Timore is a milder, less scared and more respectful fear; "avere timor di Dio" for instance refers to being observant and respectful of the Christian religion, rather than actually being afraid of God. "Incutere timore" means looking or behaving in a way that makes people submissive, while "incutere paura" means being actually scary.

In many uses they are actually synonyms though.


You are learning German. In that language, "timore" would be "Furcht" and "paura" would be "Angst. Or just like in English "fear" and "afraidness".


Or "timidness" which is probably cognate with "timore".


We would likely use "timidity"


Just to let you know Beatles Musician, afraidness is not a word in English. I thought I would tell you since I can see you are on a current streak and can see you are at level 10 in English.


Afraidness: "The state or quality of being afraid." Oxford English Dictionary


Das deutsche Wort "Befürchtung" trifft es hier am besten. "Diese Befürchtung habe ich nicht." means: I do not see the same dangers as you. / your fear is not justified.


I wonder if "I am not afraid of this" is acceptable? Next time, maybe.

Update: Nope. 2016/04/12


That was my question too.

The thing is - would Italians say "I'm not afraid of this" in a different way? If they would use this same sentence, then it should be accepted.


GScottOliver: "Non ho paura di questo" might be correct translation for "I'm not afraid of this."


Okay, None of the translations make a lot of sense in actual translation, but i translated it as "I have not this fear" which is literally correct, but really old fashioned sounding. It was marked incorrect and I was wondering why and if I should report it? What do you think??


I’d say definitely not, as you’d never say "I have not something" (whatever that something is). It’s “I don’t have..."


Is there any difference in meaning between "I do not fear this" and "I do not have this fear"? I don't think so...

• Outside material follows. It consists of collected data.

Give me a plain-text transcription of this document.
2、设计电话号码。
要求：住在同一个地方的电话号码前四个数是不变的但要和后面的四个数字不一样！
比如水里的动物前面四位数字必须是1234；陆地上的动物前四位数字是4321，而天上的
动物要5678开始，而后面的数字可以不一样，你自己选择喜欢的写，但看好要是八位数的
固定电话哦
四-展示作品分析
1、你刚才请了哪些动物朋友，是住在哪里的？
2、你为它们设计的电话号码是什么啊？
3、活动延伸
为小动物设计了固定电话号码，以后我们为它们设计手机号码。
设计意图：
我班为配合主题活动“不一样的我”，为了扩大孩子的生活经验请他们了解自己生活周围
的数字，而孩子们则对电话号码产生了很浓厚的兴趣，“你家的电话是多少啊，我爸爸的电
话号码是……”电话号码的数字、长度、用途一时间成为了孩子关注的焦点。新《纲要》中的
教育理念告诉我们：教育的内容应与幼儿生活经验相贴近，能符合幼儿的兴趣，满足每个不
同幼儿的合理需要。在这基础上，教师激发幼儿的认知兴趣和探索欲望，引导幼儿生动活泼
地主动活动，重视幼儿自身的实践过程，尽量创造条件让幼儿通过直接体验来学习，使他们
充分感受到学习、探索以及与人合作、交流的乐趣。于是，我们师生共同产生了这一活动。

I think there could be a subtle difference. In the former, you’re specifying what the fear is of - “this”; in the latter, you’re specifying the type of fear - “this fear”. Maybe?


native English speaker agrees.


I had to maximise the volume on my phone in order to clearly hear that last word. Makes the listening exercises kind of hard


Why isn't "I have not this fear" correct?


It's not the right word order for the English. I do not have this fear is the correct order. You could also say "I have not got this fear"


Speaking of phobias, read this silly phobia: Anatidaephobia. A person suffering from this condition feels that somewhere in the world, a duck or a goose is watching him/her (not attacking or touching, simply watching the individual).